While it is unknown is the US is suddenly focusing more on non-Cyprus based air support in the aftermath of the Cypriot decision to prohibit the launch of air strikes from its territory (just in time following a Russian agreement to restructure Cyprus debt), what is known, according to Reuters, is that while broad popular opinion is that the war drums are beating far more quietly following Obama's Saturday punt to Congress (a decision which can certainly still go either way), the US has decided to reroute CVN-68 USS Nimitz, and other ships in its strike group including four destroyers, in direction west toward the Red Sea "to help support a limited U.S. strike on Syria, if needed, defense officials said on Sunday."
From Reuters:
The Nimitz carrier strike group, which includes four destroyers and a cruiser, has no specific orders to move to the eastern Mediterranean at this point, but is moving west in the Arabian Sea so it can do so if asked. It was not immediately clear when the ships would enter the Red Sea, but they had not arrived by Sunday evening, said one official.
"It's about leveraging the assets to have them in place should the capabilities of the carrier strike group and the presence be needed," said the official.
President Barack Obama on Saturday delayed imminent cruise missile strikes by five destroyers off the coast of Syria, and sought approval from Congress, a move that effectively put any strike on hold for at least nine days.
The delay gives military planners more time to reassess which ships and other weapons will be kept in the region - and which may be swapped out - before the U.S. military launches what defense officials say is still intended to be a limited and narrowly targeted attack on Syria.
The U.S. Navy doubled its presence in the eastern Mediterranean over the past week, effectively adding two destroyers to the three that generally patrol the region. The five destroyers are carrying a combined load of about 200 Tomahawk missiles, officials say.
But that's not all: as reported yesterday, the US dispatched the USS San Antonio, an amphibious ship with 300 Marines and extensive communications equipment on board, to join five US destroyers already in proximity to Syria, diverting it from a previously scheduled mission that would have taken it farther west.
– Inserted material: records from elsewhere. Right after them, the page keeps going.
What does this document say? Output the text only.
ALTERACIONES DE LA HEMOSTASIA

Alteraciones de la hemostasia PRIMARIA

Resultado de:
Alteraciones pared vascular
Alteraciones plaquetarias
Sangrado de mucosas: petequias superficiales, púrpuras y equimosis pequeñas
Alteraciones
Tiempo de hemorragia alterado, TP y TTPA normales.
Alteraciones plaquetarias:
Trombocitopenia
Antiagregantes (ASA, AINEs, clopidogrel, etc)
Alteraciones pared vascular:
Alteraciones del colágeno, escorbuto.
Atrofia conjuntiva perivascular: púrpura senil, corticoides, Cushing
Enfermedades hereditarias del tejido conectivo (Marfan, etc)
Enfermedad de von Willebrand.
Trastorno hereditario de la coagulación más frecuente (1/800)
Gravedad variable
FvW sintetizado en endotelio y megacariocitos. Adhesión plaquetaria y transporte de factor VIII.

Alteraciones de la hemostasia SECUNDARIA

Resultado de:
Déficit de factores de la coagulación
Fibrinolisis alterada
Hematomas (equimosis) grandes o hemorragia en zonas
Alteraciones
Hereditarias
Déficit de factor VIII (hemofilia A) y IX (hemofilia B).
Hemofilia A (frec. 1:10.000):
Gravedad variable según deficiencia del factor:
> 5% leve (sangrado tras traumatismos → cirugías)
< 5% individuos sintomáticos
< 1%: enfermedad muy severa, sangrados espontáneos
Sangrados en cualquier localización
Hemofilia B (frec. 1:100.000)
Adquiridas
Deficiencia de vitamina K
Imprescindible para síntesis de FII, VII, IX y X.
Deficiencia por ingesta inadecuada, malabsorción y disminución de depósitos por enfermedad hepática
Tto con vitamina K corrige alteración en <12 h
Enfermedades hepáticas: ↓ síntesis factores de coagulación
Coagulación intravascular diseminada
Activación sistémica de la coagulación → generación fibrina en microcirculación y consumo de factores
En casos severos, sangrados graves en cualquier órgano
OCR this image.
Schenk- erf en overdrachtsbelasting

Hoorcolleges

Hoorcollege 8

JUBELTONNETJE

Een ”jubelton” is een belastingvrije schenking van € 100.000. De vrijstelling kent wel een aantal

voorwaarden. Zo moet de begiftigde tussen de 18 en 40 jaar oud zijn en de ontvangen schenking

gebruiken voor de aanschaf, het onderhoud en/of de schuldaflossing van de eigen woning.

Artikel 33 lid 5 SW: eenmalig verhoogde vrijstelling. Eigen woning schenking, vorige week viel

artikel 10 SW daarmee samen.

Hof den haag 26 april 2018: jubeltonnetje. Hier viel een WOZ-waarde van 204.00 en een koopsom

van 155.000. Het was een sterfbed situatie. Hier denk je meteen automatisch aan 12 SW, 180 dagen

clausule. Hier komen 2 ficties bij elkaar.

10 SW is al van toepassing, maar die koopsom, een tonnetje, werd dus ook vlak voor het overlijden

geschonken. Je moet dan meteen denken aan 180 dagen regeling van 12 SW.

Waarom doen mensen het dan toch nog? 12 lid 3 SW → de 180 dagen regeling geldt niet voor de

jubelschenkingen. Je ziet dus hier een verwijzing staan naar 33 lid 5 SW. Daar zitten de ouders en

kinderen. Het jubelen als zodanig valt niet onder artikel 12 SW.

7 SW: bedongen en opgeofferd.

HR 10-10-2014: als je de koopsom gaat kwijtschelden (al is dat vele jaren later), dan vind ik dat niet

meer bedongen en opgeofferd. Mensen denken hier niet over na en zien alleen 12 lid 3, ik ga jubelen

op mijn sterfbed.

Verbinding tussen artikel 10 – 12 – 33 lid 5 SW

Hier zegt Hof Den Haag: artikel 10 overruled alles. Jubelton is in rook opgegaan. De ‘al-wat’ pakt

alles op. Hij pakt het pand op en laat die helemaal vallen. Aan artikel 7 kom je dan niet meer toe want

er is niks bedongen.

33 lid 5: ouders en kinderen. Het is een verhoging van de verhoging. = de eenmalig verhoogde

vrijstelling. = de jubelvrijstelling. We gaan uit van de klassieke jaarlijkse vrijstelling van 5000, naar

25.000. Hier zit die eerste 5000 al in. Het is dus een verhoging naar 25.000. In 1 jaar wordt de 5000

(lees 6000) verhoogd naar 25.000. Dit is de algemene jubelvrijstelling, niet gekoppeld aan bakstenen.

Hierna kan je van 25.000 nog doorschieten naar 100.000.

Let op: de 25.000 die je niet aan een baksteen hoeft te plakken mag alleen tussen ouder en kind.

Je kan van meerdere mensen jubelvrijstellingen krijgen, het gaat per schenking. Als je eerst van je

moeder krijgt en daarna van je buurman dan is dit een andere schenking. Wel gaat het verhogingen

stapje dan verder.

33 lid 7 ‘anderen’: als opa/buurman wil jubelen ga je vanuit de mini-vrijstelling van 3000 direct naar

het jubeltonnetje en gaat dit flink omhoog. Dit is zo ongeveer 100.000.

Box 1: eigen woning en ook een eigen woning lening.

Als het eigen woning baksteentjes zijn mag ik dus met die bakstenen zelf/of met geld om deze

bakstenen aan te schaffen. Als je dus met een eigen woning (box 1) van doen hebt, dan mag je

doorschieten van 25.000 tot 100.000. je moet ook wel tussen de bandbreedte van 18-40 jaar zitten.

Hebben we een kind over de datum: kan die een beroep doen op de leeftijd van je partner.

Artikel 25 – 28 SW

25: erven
It could serve as an afloat forward staging base, which could provide a temporary base for special operations forces, if they were needed.
Today we learn that yet another amphibious assault ship, the USS Kearsage, with yet more marines is joining in the supposedly demilitarized fray:
The USS Kearsarge, a large-deck amphibious ship that is part of a readiness group with the San Antonio, is also on the way toward the Red Sea after a port call in the United Arab Emirates, officials said. No further specific orders had been issued to the ship, they said.
So to sum up: since last week, when the entire world expected the US to attack Syria imminently, and when there were "only" 5 destroyers within striking distance, now that the sentiment is that war is far less probable, the US has an additional 4 destroyers from the Nimitz group, two marine ships, and an aircraft carrier.
De-escalation? Not really.
Perhaps this has something to do with it - going back to the fundamental driver behind it all, Saudi Arabia, the NYT reports that the Kingdom of Saud will hardly rest peacefully until the Assad scourge is wiped off the face of the planet... and room for one or more gas and/or oil pipelines is made below a receptive Syrian government.
Saudi Arabia and the other oil-rich Persian Gulf monarchies on Sunday stepped up their efforts to drum up support for Western airstrikes against Syria.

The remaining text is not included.